WASHINGTON (Reuters) — U.S. job growth surged in January, with employers hiring the most workers in 11 months, pointing to underlying strength in the economy despite an uncertain outlook that has left the Federal Reserve wary about more interest rate hikes this year.
The Labor Department said its closely watched monthly employment report on Friday showed no "discernible" impact on job growth from a 35-day partial government shutdown, while acknowledging it was unable to quantify the effect on private industry.
But the longest shutdown in history, which ended a week ago, pushed up the unemployment rate to a seven-month high of four per cent. The report came two days after the Fed signaled its three-year interest rate hike campaign might be ending because of rising headwinds to the economy, including financial market volatility and softening global growth.
The brisk pace of hiring suggested still strong momentum in the economy, a theme that was also underscored by a separate report showing a pickup in manufacturing activity in January. Wage gains, however, slowed, pointing to tame inflation.

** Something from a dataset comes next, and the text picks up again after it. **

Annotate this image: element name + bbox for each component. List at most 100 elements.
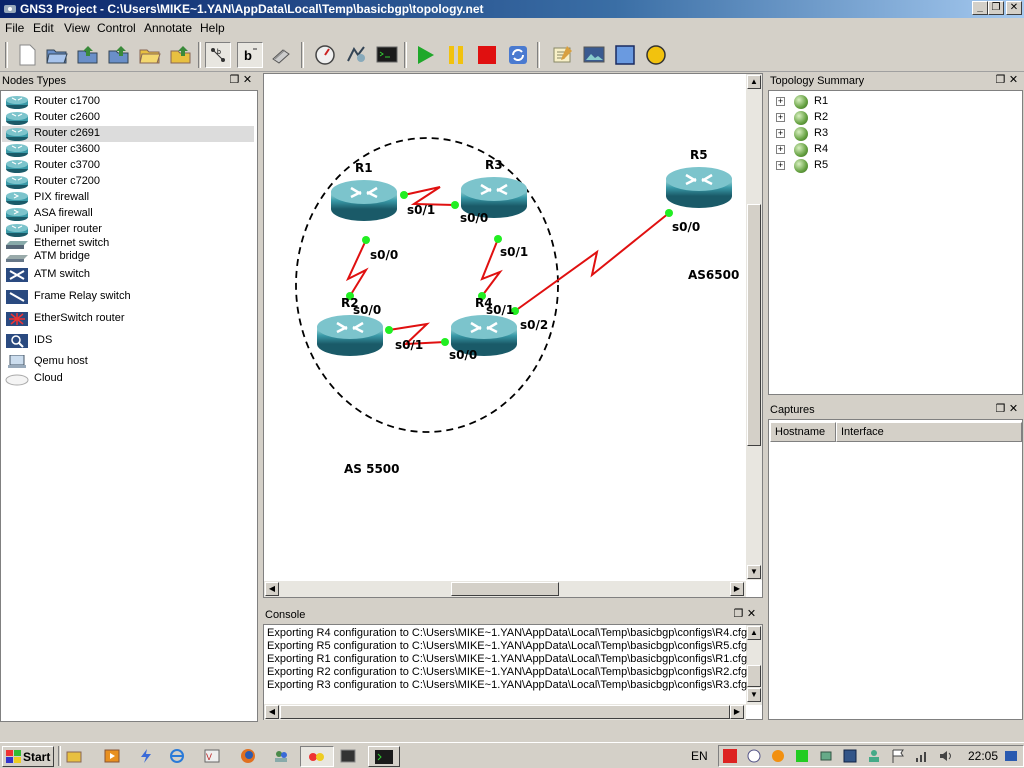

"The Fed chickened out on further rate hikes this year and boy are they ever misreading the tea leaves on where the economy is going next," said Chris Rupkey, chief economist at MUFG in New York. "U.S. companies have not let up one bit on their hiring in response to risks out there in the world economy."
Non-farm payrolls jumped by 304,000 jobs last month, the largest gain since February 2018, the Labor Department said. Job growth was boosted by hiring at construction sites, retailers and business services as well as at restaurants, hotels and amusement parks.
The economy, however, added 70,000 fewer jobs than previously reported in November and December. Economists polled by Reuters had forecast payrolls increasing by only 165,000 jobs in January. Roughly 100,000 per month are needed to keep up with growth in the working-age population.
January marked a record 100 straight months of job gains.